The Reading Salon is still alive in my mind. I particularly liked the structure that allowed us to integrate theory and history, to current affairs. My one suggestion would be to have a shorter reading list in future, so that most participants would be able to do the reading before the Salon.

One quick thought on the eternal battle between individual freedom, and collective control. The divide is not always very clear, and sections of the lines may be in flux. For instance, at the moment we are trying to work on the issue of land rights of rural poor. And in that we are trying to approach some on the far left to join our alliance. Particularly, those who may have discarded their ideological aversion to private property. For the past few months I have been going around India speaking about property / land rights of the poor, and meeting quite a few people from the Left who are surprised at my formulation. And a few of them may align with us on this issue. I think we should always look out for tactical alliance!

-- Barun

Barun is an engineer by academic training who shifted career to promoting liberty and freedom for about  two decades now. His insights above somehow shows his engineering training, finding innovative solutions to old problems. Most free marketers would give up reaching out to the far left because of their deep hatred of the free market, of capitalism and the profit system, of private property ownership, but Barun is able to reach out to some guys in the far left in India. Fantastic mind.

Below, after the drinks at the restaurant which closed at past 10pm, we continued the discourse at Barun's room in the hotel, we ended past 12 midnight :-)  Simon is 3rd from right in the upper photo, beside him is Barun. LRI Executive Director Peter Wong is beside me.
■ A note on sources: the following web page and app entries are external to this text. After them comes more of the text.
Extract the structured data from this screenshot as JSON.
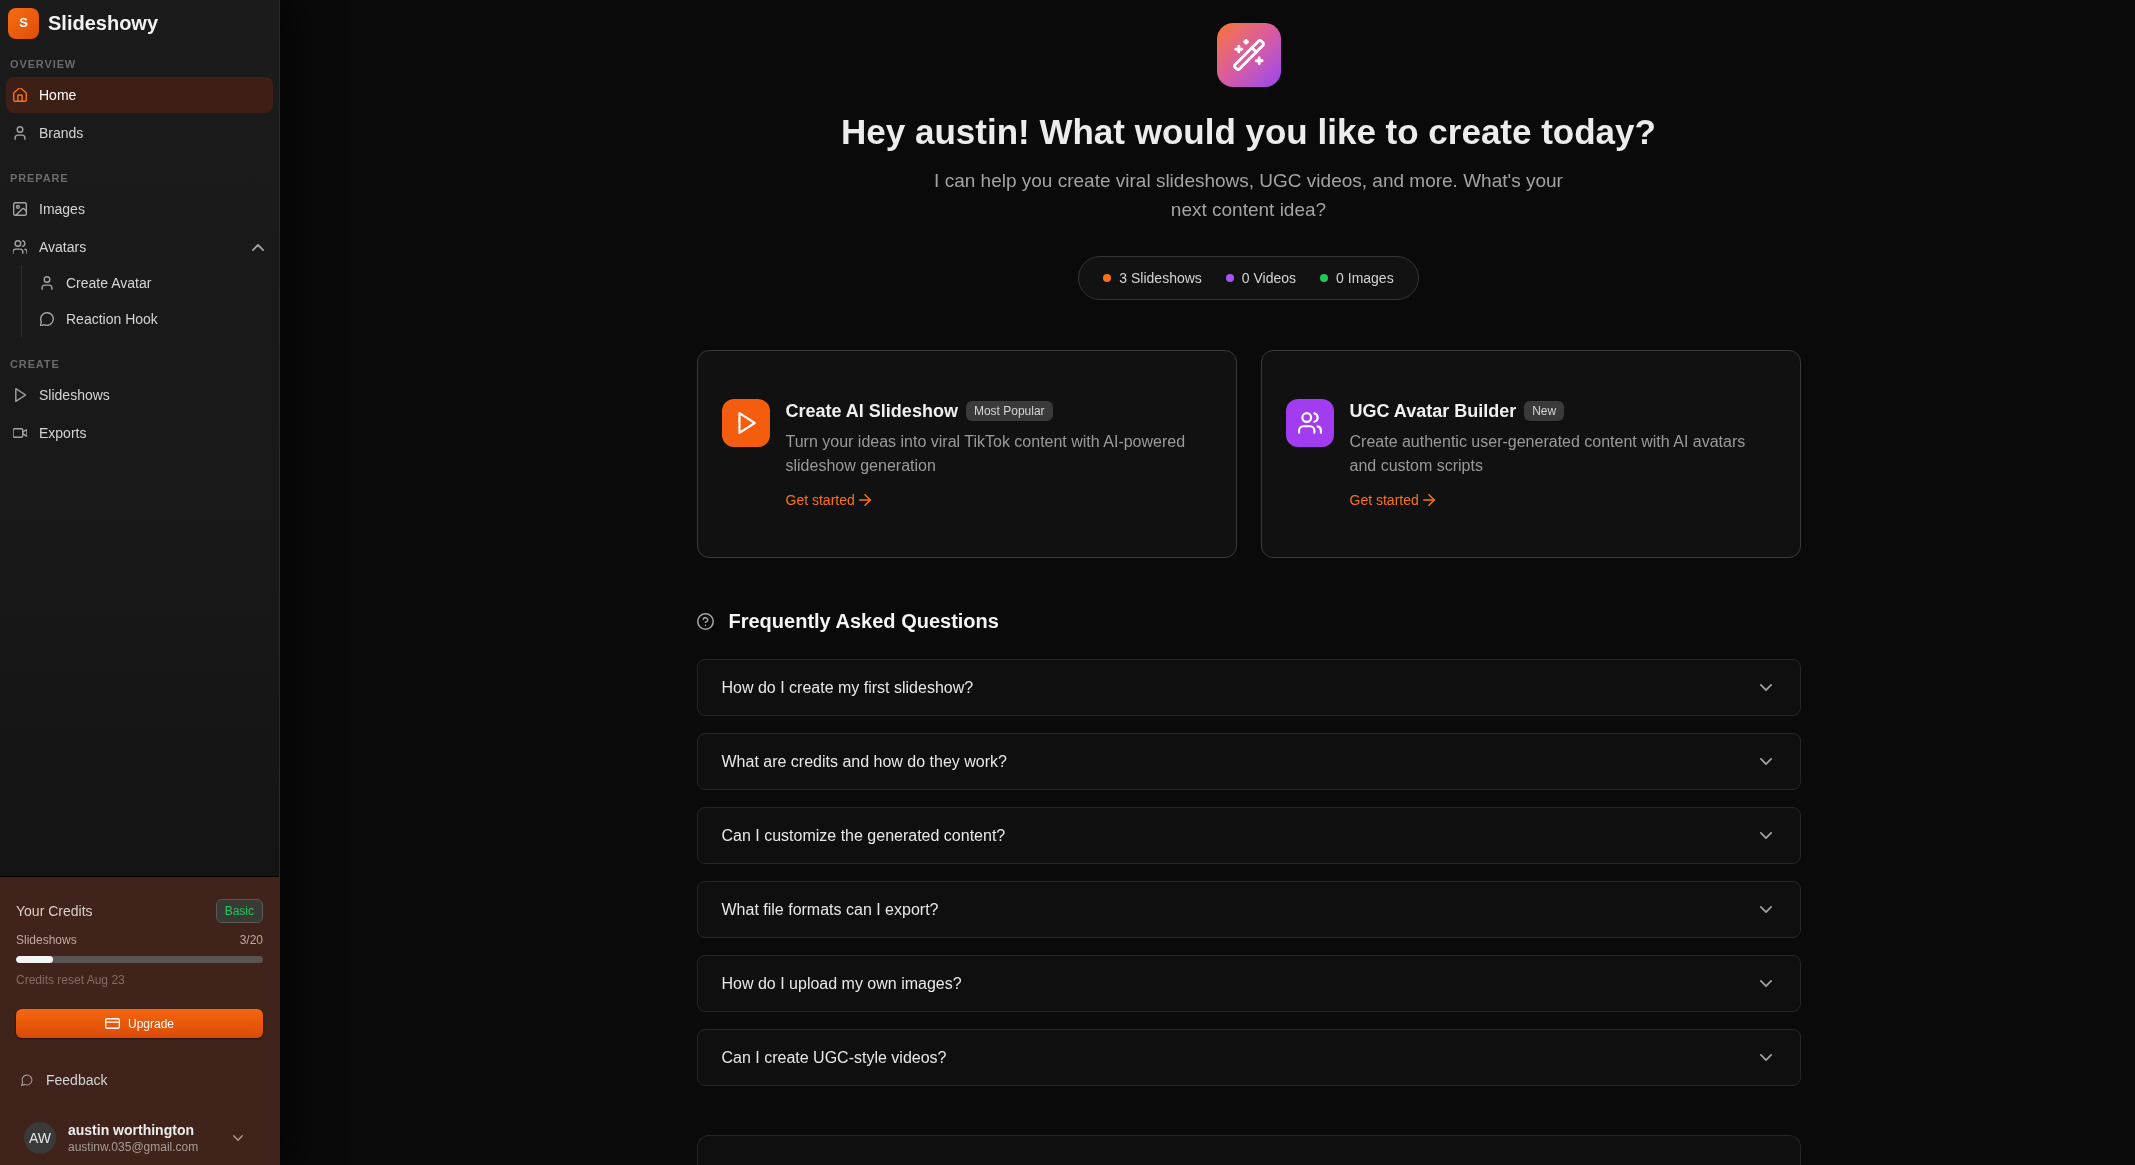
{
  "sidebar": {
    "logo": {
      "letter": "S",
      "name": "Slideshowy"
    },
    "sections": [
      {
        "title": "OVERVIEW",
        "items": [
          {
            "label": "Home",
            "selected": true
          },
          {
            "label": "Brands",
            "selected": false
          }
        ]
      },
      {
        "title": "PREPARE",
        "items": [
          {
            "label": "Images",
            "selected": false
          },
          {
            "label": "Avatars",
            "selected": false,
            "expanded": true,
            "children": [
              {
                "label": "Create Avatar",
                "selected": false
              },
              {
                "label": "Reaction Hook",
                "selected": false
              }
            ]
          }
        ]
      },
      {
        "title": "CREATE",
        "items": [
          {
            "label": "Slideshows",
            "selected": false
          },
          {
            "label": "Exports",
            "selected": false
          }
        ]
      }
    ],
    "credits": {
      "title": "Your Credits",
      "plan": "Basic",
      "meter": {
        "label": "Slideshows",
        "count": "3/20",
        "level": 0.15
      },
      "reset_note": "Credits reset Aug 23",
      "upgrade_button": "Upgrade"
    },
    "feedback": "Feedback",
    "user": {
      "initials": "AW",
      "name": "austin worthington",
      "email": "austinw.035@gmail.com"
    }
  },
  "main": {
    "heading": "Hey austin! What would you like to create today?",
    "subtitle": "I can help you create viral slideshows, UGC videos, and more. What's your next content idea?",
    "stats": [
      {
        "label": "3 Slideshows",
        "color": "#f97316"
      },
      {
        "label": "0 Videos",
        "color": "#a855f7"
      },
      {
        "label": "0 Images",
        "color": "#22c55e"
      }
    ],
    "cards": [
      {
        "title": "Create AI Slideshow",
        "badge": "Most Popular",
        "description": "Turn your ideas into viral TikTok content with AI-powered slideshow generation",
        "link": "Get started",
        "color": "#f45d0e"
      },
      {
        "title": "UGC Avatar Builder",
        "badge": "New",
        "description": "Create authentic user-generated content with AI avatars and custom scripts",
        "link": "Get started",
        "color": "#a23cf0"
      }
    ],
    "faq": {
      "title": "Frequently Asked Questions",
      "items": [
        {
          "question": "How do I create my first slideshow?",
          "expanded": false
        },
        {
          "question": "What are credits and how do they work?",
          "expanded": false
        },
        {
          "question": "Can I customize the generated content?",
          "expanded": false
        },
        {
          "question": "What file formats can I export?",
          "expanded": false
        },
        {
          "question": "How do I upload my own images?",
          "expanded": false
        },
        {
          "question": "Can I create UGC-style videos?",
          "expanded": false
        }
      ]
    }
  }
}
On Simon's points, I agree that many civil society organizations (CSOs) have been drastically and generally co-opted by the state. I have been using Andrew Work's term a few times, from NGOs to GFOs or government-funded organizations. Or simply lovers of more government regulations, welfarism and endless subsidies.
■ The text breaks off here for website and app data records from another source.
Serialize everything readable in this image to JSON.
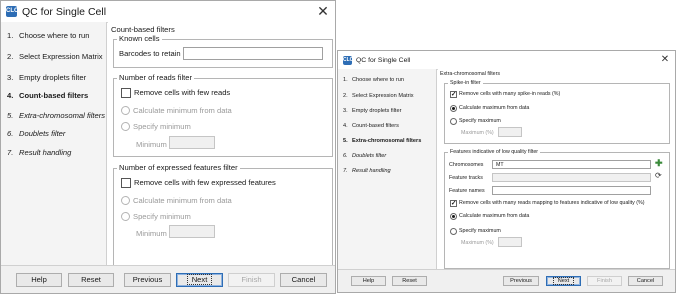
{
  "dialog1": {
    "title": "QC for Single Cell",
    "icon": "clc-app-icon",
    "close_label": "✕",
    "steps": [
      {
        "num": "1.",
        "label": "Choose where to run"
      },
      {
        "num": "2.",
        "label": "Select Expression Matrix"
      },
      {
        "num": "3.",
        "label": "Empty droplets filter"
      },
      {
        "num": "4.",
        "label": "Count-based filters"
      },
      {
        "num": "5.",
        "label": "Extra-chromosomal filters"
      },
      {
        "num": "6.",
        "label": "Doublets filter"
      },
      {
        "num": "7.",
        "label": "Result handling"
      }
    ],
    "section_title": "Count-based filters",
    "known_cells": {
      "title": "Known cells",
      "barcodes_label": "Barcodes to retain",
      "barcodes_value": ""
    },
    "reads_filter": {
      "title": "Number of reads filter",
      "remove_label": "Remove cells with few reads",
      "calc_label": "Calculate minimum from data",
      "specify_label": "Specify minimum",
      "minimum_label": "Minimum",
      "minimum_value": ""
    },
    "features_filter": {
      "title": "Number of expressed features filter",
      "remove_label": "Remove cells with few expressed features",
      "calc_label": "Calculate minimum from data",
      "specify_label": "Specify minimum",
      "minimum_label": "Minimum",
      "minimum_value": ""
    },
    "buttons": {
      "help": "Help",
      "reset": "Reset",
      "previous": "Previous",
      "next": "Next",
      "finish": "Finish",
      "cancel": "Cancel"
    }
  },
  "dialog2": {
    "title": "QC for Single Cell",
    "icon": "clc-app-icon",
    "close_label": "✕",
    "steps": [
      {
        "num": "1.",
        "label": "Choose where to run"
      },
      {
        "num": "2.",
        "label": "Select Expression Matrix"
      },
      {
        "num": "3.",
        "label": "Empty droplets filter"
      },
      {
        "num": "4.",
        "label": "Count-based filters"
      },
      {
        "num": "5.",
        "label": "Extra-chromosomal filters"
      },
      {
        "num": "6.",
        "label": "Doublets filter"
      },
      {
        "num": "7.",
        "label": "Result handling"
      }
    ],
    "section_title": "Extra-chromosomal filters",
    "spike_in": {
      "title": "Spike-in filter",
      "remove_label": "Remove cells with many spike-in reads (%)",
      "calc_label": "Calculate maximum from data",
      "specify_label": "Specify maximum",
      "maximum_label": "Maximum (%)",
      "maximum_value": ""
    },
    "low_quality": {
      "title": "Features indicative of low quality filter",
      "chromosomes_label": "Chromosomes",
      "chromosomes_value": "MT",
      "feature_tracks_label": "Feature tracks",
      "feature_tracks_value": "",
      "feature_names_label": "Feature names",
      "feature_names_value": "",
      "remove_label": "Remove cells with many reads mapping to features indicative of low quality (%)",
      "calc_label": "Calculate maximum from data",
      "specify_label": "Specify maximum",
      "maximum_label": "Maximum (%)",
      "maximum_value": ""
    },
    "buttons": {
      "help": "Help",
      "reset": "Reset",
      "previous": "Previous",
      "next": "Next",
      "finish": "Finish",
      "cancel": "Cancel"
    }
  },
  "colors": {
    "accent": "#2d6db5",
    "sidebar": "#f4f4f4",
    "footer": "#f0f0f0",
    "disabled_text": "#9a9a9a"
  }
}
One example I can cite, is the recent debate on the Reproductive Health (RH) bill which will soon become a law. This is clearly government-sponsored and taxpayers-funded  population control but the RH camp would never admit it as population control but only "expanding choices" for couples.

Majority of the NGOs, academics, media, other CSOs especially in the health sector, have supported that bill. The main opponent to that bill was the Catholic Church. But there are other smaller camps who opposed that bill other than the religious argument, and these are the small free market groups here including MG Thinkers, the libertarian anarchists, the Ayn Rand/Objectivist group. The main basis of our opposition is that we do not believe that people are liabilities, that multiple government coercion, prohibitions and taxation, along with government failure to promulgate the rule of law, are the real liabilities in society.
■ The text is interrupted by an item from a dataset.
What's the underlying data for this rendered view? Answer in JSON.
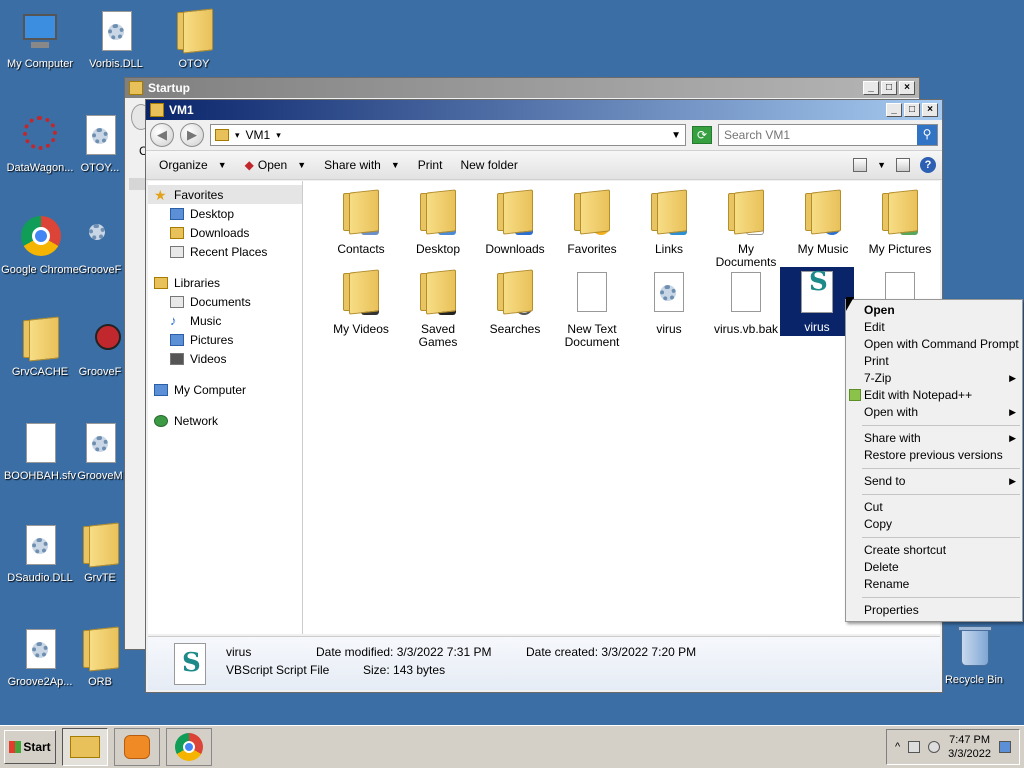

On Barun's suggestion to limit the reading list. I support that. In 2005, Atlas sponsored a similar reading salon in Phuket, and we discussed only one book, Friedrich Hayek's "The Constitution of Liberty", several chapters. That reading-discussion was very helpful for me, it deepened my understanding about individual liberty and the rule of law, as opposed to the rule of men.

I wish to see LRI continuing the Reading Salon in the coming months and years. Not necessarily involving me  always as there are other bright young minds in the Philippines and Asia who should be given the opportunity to participate in this exercise.